Petry, a pending UFA who came to Montreal at the trade deadline and showed very well, is thought to be at the top of Habs GM Marc Bergevin’s priority list this summer.

Turns out the Habs are high on Petry’s list, too.

Petry, 27, scored seven points in 19 regular-season games with the Habs while averaging 22:11 TOI per night, then continued that strong effort in the postseason with three points in 12 games, averaging 22:17.

It’s clear Montreal would like him back.

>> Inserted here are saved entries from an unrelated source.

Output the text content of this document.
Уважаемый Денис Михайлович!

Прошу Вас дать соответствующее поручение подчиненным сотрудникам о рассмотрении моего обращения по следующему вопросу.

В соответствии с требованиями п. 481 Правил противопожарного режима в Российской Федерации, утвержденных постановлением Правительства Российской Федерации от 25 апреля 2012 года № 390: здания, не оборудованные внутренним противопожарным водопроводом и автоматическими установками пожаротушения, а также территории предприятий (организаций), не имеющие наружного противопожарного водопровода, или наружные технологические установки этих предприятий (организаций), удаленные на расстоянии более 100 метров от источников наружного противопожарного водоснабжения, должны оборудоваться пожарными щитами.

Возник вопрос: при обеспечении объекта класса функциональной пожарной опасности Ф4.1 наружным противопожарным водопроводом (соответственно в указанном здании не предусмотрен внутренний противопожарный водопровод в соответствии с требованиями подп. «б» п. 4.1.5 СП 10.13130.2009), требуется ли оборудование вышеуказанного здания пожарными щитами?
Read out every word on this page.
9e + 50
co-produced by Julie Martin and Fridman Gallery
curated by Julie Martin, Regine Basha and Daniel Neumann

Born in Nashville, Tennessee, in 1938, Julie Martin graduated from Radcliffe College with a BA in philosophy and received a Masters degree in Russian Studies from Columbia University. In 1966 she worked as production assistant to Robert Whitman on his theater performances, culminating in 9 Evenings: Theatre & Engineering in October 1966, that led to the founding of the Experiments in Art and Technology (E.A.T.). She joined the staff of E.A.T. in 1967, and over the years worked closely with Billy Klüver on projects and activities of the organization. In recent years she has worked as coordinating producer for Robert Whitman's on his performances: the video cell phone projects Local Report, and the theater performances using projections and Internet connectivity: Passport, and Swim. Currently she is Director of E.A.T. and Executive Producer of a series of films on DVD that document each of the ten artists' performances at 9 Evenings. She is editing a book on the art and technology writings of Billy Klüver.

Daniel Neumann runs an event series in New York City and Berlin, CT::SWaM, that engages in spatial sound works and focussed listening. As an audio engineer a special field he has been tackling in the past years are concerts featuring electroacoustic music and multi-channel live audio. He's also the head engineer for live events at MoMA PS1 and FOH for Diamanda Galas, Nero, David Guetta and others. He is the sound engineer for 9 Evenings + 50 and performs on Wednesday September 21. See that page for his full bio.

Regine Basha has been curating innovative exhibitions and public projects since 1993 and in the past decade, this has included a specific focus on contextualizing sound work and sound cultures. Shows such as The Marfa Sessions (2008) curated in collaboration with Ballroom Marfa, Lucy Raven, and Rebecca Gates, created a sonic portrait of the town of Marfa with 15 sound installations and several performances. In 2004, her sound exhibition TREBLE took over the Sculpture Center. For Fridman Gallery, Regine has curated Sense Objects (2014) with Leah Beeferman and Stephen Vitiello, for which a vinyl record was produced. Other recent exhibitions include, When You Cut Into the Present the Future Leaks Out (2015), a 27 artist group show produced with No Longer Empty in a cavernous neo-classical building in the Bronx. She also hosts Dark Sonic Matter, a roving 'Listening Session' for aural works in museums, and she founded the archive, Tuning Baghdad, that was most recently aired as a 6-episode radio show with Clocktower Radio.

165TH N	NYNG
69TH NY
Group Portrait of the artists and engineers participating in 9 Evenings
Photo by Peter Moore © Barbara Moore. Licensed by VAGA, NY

D-men Sergei Gonchar and Mike Weaver are also UFAs — not expected to be re-signed — and while Bergevin needs to ink new deals for RFAs Alex Galchenyuk and Nathan Beaulieu, Petry could fit within Montreal’s current cap structure.

But it won’t be easy.

First, there’s a money issue — Petry made $3.075M last season and would likely see a significant raise on the open market. This year’s UFA d-man class isn’t especially deep, and it’d be hard for Petry to ignore the payday Matt Niskanen scored by going to market last summer (seven years, $40.25 million from Washington.)

Petry should also have a number of interested suitors. Chief among them would be the Detroit Red Wings, who have been on a seemingly endless search for a right-shot defenseman (Petry shoots right). What’s more, Petry is a Michigan native, a Michigan State Spartan alumni — where he was teammates with Justin Abdelkader — and the son of ex-MLB pitcher Dan Petry, who helped the Detroit Tigers win the 1984 World Series.